La route est la même depuis des siècles : de la Turquie ou de la Grèce aux côtes calabraises ioniennes, en 5, 7 jours de navigation. «Ceux qui disent que c’est un nouvel itinéraire ne connaissent pas l’histoire des lieux et des migrations». Tonino Pera de Reggio, économiste et sociologue, président du comité d’éthique de Banca Etica, expert en commerce équitable, fondateur de l’ONG Cric, le centre régional d’intervention pour la coopération, regarde avec douleur et indignation ce qui s’est passé sur la plage du Steccato de Couper.
Perna, «Des politiques d’accueil inadéquates»
«C’était la route des chrétiens fuyant le Moyen-Orient, des moines byzantins, des Grecs fuyant l’Empire ottoman, des Albanais de Skanderbeg qui sont aujourd’hui plus de 50 000 en Calabre.
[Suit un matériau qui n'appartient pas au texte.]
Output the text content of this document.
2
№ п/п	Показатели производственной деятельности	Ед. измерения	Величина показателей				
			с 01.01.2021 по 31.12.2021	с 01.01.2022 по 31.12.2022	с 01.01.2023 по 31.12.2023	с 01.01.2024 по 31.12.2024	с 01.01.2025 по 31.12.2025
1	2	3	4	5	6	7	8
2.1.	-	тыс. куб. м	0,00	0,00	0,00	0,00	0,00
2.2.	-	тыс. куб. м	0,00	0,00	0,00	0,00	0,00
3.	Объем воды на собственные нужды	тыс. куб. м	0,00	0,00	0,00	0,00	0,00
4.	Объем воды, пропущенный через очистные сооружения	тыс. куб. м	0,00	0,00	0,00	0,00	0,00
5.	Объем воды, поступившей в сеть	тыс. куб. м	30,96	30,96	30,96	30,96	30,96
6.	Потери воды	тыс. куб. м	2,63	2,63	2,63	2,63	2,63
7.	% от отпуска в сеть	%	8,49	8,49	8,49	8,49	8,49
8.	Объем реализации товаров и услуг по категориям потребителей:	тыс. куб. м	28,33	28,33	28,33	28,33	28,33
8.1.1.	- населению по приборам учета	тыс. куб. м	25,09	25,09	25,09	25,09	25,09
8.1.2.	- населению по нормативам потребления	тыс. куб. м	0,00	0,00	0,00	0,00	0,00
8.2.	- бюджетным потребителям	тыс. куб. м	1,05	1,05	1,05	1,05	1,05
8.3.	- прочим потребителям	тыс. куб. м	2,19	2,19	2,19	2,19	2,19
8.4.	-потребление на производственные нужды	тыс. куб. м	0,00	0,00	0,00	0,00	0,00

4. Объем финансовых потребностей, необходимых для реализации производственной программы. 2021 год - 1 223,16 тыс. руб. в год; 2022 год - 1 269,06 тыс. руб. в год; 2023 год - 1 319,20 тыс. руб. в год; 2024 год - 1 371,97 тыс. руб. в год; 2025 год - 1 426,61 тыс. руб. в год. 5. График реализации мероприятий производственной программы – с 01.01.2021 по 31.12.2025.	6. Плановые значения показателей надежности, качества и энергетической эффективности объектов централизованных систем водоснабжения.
Et c’est de là qu’arrivent, à la fin des années 1990, les Kurdes : premiers débarquements à Badolato, puis à Riace, où sont nées des formes d’accueil plus organisées. Il y a toujours de nouveaux drames – poursuit Perna – et des politiques d’accueil inadéquates, avec l’attaque contre les ONG. Toutes les dictatures et tous les gouvernements autoritaires ont depuis longtemps déclaré la guerre aux organisations non gouvernementales, de l’Iran à l’Érythrée, de l’Afghanistan au Nicaragua. Il est inquiétant que même dans notre pays, nous assistions à une persécution cynique de ceux qui tentent de sauver les naufragés en Méditerranée ».
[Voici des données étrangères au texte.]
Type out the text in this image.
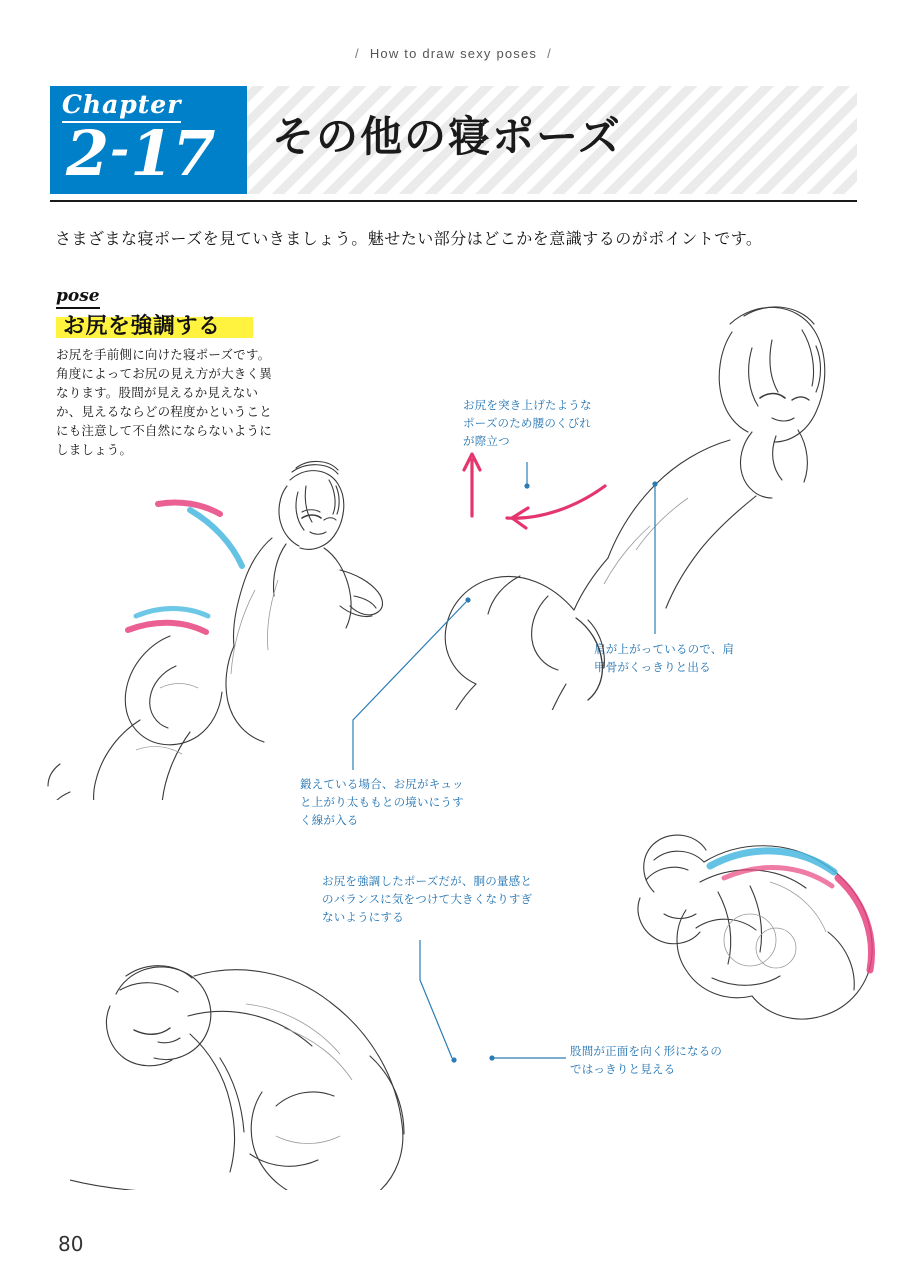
/ How to draw sexy poses /
Chapter
2-17 その他の寝ポーズ
さまざまな寝ポーズを見ていきましょう。魅せたい部分はどこかを意識するのがポイントです。
pose
お尻を強調する
お尻を手前側に向けた寝ポーズです。角度によってお尻の見え方が大きく異なります。股間が見えるか見えないか、見えるならどの程度かということにも注意して不自然にならないようにしましょう。
お尻を突き上げたようなポーズのため腰のくびれが際立つ
肩が上がっているので、肩甲骨がくっきりと出る
鍛えている場合、お尻がキュッと上がり太ももとの境いにうすく線が入る
お尻を強調したポーズだが、胴の量感とのバランスに気をつけて大きくなりすぎないようにする
股間が正面を向く形になるのではっきりと見える
80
Les réactions aux déclarations du ministre Piantedosi
En Calabre, maires, militants des droits de l’homme, agents d’accueil et hommes d’église n’ont qu’une seule voix face au tragique naufrage de Cutro : plus d’indifférence. Et les froides déclarations du ministre de l’Intérieur Matteo Piantedosi l’irritent, qui impute la catastrophe et la mort de tant d’enfants migrants aux mères et aux pères partis sur la route (« Je ne l’aurais pas fait parce qu’ils m’ont élevé à responsabilité » « Le désespoir ne peut jamais justifier des conditions de voyage qui mettent en danger la vie de ses enfants »).
L’expérience de Roccella Ionica
« Face à cet énorme drame, il n’y a qu’une chose qui n’aurait pas dû être dite : ‘Arrêtons les départs' ». Vittorio Zito, maire de Roccella Ionica, commune calabraise située sur la route turque, a secouru plus de 7 000 migrants sur les 10 000 qui ont débarqué sur la côte de Reggio en un an. Dix-sept mille dans toute la région. Mais les opérations se sont toujours déroulées sans tension. « Cette route existe depuis des siècles, mais comme les ONG n’opèrent pas du côté ionien, les projecteurs sont restés éteints. Il manque une organisation de sauvetage structurelle, car les sauvetages en mer doivent être réglementés séparément de l’accueil. Pour le reste, l’urgence n’est que spéculation psychologique et politique. Regardez simplement les rapports. »
Les doutes de Don Giacomo Panizza
Don Giacomo Panizza, décoré il y a quelques jours par le président Sergio Mattarella de l’honneur de Cavaliere al Merito della Repubblica Italiana, par sa communauté « Progetto Sud », qui depuis plus de 40 ans à Lamezia avec un réseau de coopératives s’occupe des problèmes sociaux l’inclusion, contre la misère et la marginalisation, il a été le premier à émettre des doutes sur les secours : « Est-il possible qu’ils ne les aient pas vus depuis les satellites ? Se pourrait-il que d’en haut, au milieu de ces vagues, le bateau n’ait pas été identifié ? Le sauvetage n’est souvent pas organisé. Et plusieurs fois il est voulu». Don Giacomo, qui héberge actuellement 150 migrants dans divers appartements (certains sont des biens confisqués à la ‘Ndrangheta), anticipe la controverse suscitée par les déclarations du procureur de la République de Crotone Giuseppe Capoccia qui a ouvert une enquête sur le naufrage pour reconstituer le dynamique dès l’observation du bateau : « Ici on manque d’hommes et de moyens. Nous devons équiper ces bureaux. Le gouvernement doit se rendre compte qu’il faut mettre en place les structures différemment. Nous sommes une petite province qui retient un affrontement qui devrait concerner l’Italie mais aussi toute l’Europe».